Are You in a Cash Flow Drought?

July 11, 2014

Living on the East Coast but working for a California based company, I get to hear about things that are newsworthy on both coasts. One of the more recent news items that I talked about with my CA coworkers was the drought that they are currently experiencing.  This article talks about the drought and what it has done to the price of water in California.

Not surprisingly, in times of scarcity, prices rise…often drastically. That goes back to basic econ 101 supply and demand principles. I’m not writing this to suggest that you get into the water-selling business in California (although that doesn’t sound like such a bad idea right about now!) but to maybe get you to connect the dots with your own personal budget and the laws of supply and demand.

I thought of this because of a person I met with last week.  He was talking about life after divorce and said that in his married life, cash flow was easy.  They had two incomes and bought pretty much whatever they wanted, within reason.  Life, at least financially, was good.

Fast forward to now and he is paying child support, alimony and his own household expenses.  That greatly reduces his available cash flow and he made the comment that he feels like he has been living in a cash flow drought lately.  Where once his financial life seemed like it was all “feast,” he’s now experiencing “famine.”

This has caused him to take a serious look at his personal finances and change some things.  Where once his supply of money was strong and his demands (his personal “wants”) on those dollars were relatively minor, he had ample cash flow to save a substantial amount of money each month.  Over the last few months, he has been depleting his savings because of the cash flow drought.  He knows that if this pattern continues, he will deplete his savings and start to rack up debt, which could be devastating to his long term goals.

He is looking for ways to make the drought end and we talked about both sides of the cash flow equation. We first looked at his expenses to see what could be reduced and he found a few areas that he eventually saw as “non essential.” (Why hasn’t Congress ever thought of this approach?) He will reduce those expenses in the near term to reduce the outflow of cash in his budget. They won’t change his life drastically but he now is looking at every expense item to gauge their importance and if there is a way to reduce the expense.

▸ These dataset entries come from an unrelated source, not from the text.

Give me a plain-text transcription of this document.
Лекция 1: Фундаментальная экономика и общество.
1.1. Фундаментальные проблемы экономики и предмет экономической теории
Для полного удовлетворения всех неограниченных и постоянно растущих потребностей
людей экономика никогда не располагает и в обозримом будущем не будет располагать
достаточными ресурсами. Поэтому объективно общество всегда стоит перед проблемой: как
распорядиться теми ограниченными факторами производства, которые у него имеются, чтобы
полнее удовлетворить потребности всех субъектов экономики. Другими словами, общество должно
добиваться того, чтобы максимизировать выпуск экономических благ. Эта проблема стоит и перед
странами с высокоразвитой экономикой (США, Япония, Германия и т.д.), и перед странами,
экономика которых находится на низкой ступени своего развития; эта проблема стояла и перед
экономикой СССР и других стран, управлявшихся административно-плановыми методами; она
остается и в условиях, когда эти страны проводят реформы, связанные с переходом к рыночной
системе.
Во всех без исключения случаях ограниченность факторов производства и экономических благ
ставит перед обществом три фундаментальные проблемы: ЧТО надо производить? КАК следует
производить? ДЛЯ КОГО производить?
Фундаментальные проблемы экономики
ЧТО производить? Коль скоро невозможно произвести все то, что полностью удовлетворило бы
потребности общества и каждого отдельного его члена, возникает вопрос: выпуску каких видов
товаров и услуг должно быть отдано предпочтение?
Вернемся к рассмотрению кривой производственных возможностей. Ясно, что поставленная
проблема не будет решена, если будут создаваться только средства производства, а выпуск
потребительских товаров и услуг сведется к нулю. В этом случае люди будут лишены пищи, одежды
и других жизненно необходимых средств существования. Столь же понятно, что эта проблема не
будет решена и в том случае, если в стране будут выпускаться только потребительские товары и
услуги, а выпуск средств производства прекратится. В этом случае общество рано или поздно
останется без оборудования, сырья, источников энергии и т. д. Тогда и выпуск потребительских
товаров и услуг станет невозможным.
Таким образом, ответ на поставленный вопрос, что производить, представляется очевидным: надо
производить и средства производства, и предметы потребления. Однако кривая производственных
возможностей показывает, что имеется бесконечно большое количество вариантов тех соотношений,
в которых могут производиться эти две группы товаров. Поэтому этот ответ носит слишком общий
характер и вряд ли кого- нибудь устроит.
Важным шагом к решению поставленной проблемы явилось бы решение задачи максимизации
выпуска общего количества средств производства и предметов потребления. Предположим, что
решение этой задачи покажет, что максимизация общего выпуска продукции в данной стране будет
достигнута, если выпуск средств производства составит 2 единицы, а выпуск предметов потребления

His priorities are changing as his budget is changing.  Now that his supply of money is tighter, and the demands on his budget are high, recalibrating expenses is critical.  Creating a budget isn’t a one time event. It’s an ongoing process and subject to change, just like the rest of life.

The other side of the equation is one that most people don’t think about a lot. It’s the revenue side. He has a full time job and gets paid well enough that he has never considered any other source of income as being needed.

But now that he doesn’t have a second income in the household and his expenses are high with his child support, alimony and normal household expenses, he is giving that thought serious consideration. He has a friend that owns a restaurant and is going to talk about being a bartender on the weekends or maybe one night during the week. His kids are older and out of the house now so he has free time now that he didn’t have when they were younger. He is committed to making this work.

If you feel like your budget has hit drought-level conditions, you can do the same things that he is doing. Look at your expenses, every single one of them, to determine if they are absolutely essential, a “nice to have but not necessary” or impulsive/frivolous.  Pare down your expense level and at the same time, remember that the budget equation has the revenue side as well. If you can reduce expenses a bit while increasing your income, it’s almost like a double win or making twice the progress. It is not only possible but incredibly likely that if you feel like you are losing ground and falling behind now, by looking at both sides of your personal finances and making tough choices, you will find yourself in a much better position in a relatively short period of time.